Joseph Smith was shot to death in his late thirties, and Brigham Young, with his many wives in tow, took the rest of the Church members to Utah on a cross-prairie trek that killed hundreds.

Now I get why JP called my brother a “cultist”. I close that tab in the browser and get up to reshelve some books.

 

J
P finds me again on Friday, when I'm on my way to work. Again he waits in the ditch and says “Pssst,” when I walk by. I stop and jump down. The letdown from the last time we hooked up hasn't left me completely. Ghostly fingers of disappointment cloud my vision as I look at my sort-of boyfriend and think of kissing him.

“How late do you work?” he asks.

“Till five-thirty.”

“All right, well, if I'm free, I'll try to meet you then.”

“Sure.”

“Everything all right?”

I force a nod. “Yeah.”

“You sure?”

I try to nod again, but shrug instead.

“Listen, are things moving too fast, physically?”

“I don't know. Maybe.”

“You a virgin?”

The question comes as a shock. “Yeah.” I should think that was obvious.

“Oh. I didn't know.”

“Are you?”

“No... That mean you want to keep things from going... farther?”

I definitely don’t want to “go farther”, but I can tell from his expression that this is the wrong thing to say. My instinct is to say what he wants to hear, but when I open my mouth, that isn’t what comes out. “I don’t know,” I hedge. “I don’t really feel ready for that.”
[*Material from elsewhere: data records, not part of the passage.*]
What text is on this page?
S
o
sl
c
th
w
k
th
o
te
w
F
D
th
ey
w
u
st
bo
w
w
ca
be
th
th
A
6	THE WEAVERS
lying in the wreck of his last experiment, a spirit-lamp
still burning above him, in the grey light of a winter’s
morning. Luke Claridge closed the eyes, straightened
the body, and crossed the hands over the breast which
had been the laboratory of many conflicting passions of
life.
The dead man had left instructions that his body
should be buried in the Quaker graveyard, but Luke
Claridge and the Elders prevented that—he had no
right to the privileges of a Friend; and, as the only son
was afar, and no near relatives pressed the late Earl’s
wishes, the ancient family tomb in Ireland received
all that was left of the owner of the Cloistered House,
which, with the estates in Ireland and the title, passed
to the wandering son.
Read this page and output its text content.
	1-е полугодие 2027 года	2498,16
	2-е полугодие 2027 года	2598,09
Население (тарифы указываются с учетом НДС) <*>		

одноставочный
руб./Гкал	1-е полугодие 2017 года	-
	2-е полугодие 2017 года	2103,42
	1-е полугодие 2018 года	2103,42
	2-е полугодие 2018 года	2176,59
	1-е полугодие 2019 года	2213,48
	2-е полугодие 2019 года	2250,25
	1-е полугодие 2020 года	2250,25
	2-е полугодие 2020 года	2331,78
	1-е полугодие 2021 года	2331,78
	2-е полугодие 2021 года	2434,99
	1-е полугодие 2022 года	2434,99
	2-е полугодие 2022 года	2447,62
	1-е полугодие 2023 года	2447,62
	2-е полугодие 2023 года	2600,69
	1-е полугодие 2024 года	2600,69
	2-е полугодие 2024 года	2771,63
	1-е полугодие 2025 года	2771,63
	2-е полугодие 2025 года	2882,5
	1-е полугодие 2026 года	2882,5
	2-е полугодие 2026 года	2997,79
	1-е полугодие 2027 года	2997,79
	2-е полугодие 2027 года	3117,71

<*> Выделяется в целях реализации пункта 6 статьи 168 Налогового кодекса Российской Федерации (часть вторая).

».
His expression reveals nothing. “I'll see you later.”

“See you.” Smile, I think. Act happy. My face won't obey my mind's command, though.

And then JP is gone, so it doesn't matter anyway.

 

W
hen work is over and JP isn't there waiting on my way home, I feel a slight letdown, but also some relief. I head home, eat dinner, and go to bed at eight, I'm so tired. It occurs to me that I always feel tired. I never caught up all the way from the almost nonstop nighttime visits I've had lately. It feels good to snuggle down in my bed and pass out.

 

A
knock on my window wakes me up. I groan. It comes again and I find I don't want to wake up enough to tell the person to go away. Instead, I let myself start to drift off to sleep again.

“Madison?” Kailie's voice.

Go away, I think. I don't want to get up and go out into the cold.

“Madison? You in there?” She raps on the window with her knuckles, then my cellphone rings.

I roll over and answer it. “Hello?”

“Where are you?”

“I don't feel very well.”

“Whatever. I want to head down to the beach.”

“Mmm, not tonight. Sorry. I am so tired.”

“Well who's gonna drive, then?”

“I don't even have a license.”

“Well fine. Next time you want to come over and whine about your problems, forget about it.” She hangs up.

Guilt overwhelms me. I sit up and peer out the window only to see my friend retreating towards her car. I could call out to her, or I could go back to sleep. Sleep comes a lot more easily than I would have thought. Apparently I'm not too upset after all.

 

A
fter work the next day, I think over what I want to do if Kailie comes by again, wanting to party. Do I want to go sit by a fire on the beach and get my clothes all smokey? No, I think. I don't. But JP might be there, says a little voice in my head. You could get a chance to talk to him.

But of all the beach parties I've been to, and it's been dozens, he's only ever been at one of them. I think of Kailie going to search for Ben time after time and, more often than not, coming home disappointed. That, I decide, is not going to be me.

So when the knock comes on my window several hours later, I wake up, flip the latch and say, “No parties.”

“Why not?” Kailie leans in and scowls at me.

“I don't want to go. We can get burritos, though, if you want?”

“Why, so you can whine at me about your problems?”

“No. It's too cold to be out. We can get burritos and come back here.”

She shakes her head. “Ben might be at this one.”

“Then let him miss out on seeing you. Maybe he'll call.”

“That's the stupidest idea ever. You obviously don't get how this works.”

And you do? I think. I hold my tongue.

“Well, I don't want to eat a gazillion calories and just hang out here,” she says.

“Okay. Maybe some other time.”

“You are unbelievable.”

“Sorry, I just don't want to go out in the cold.”

“Whatever.” She pulls her head back and slams the window shut.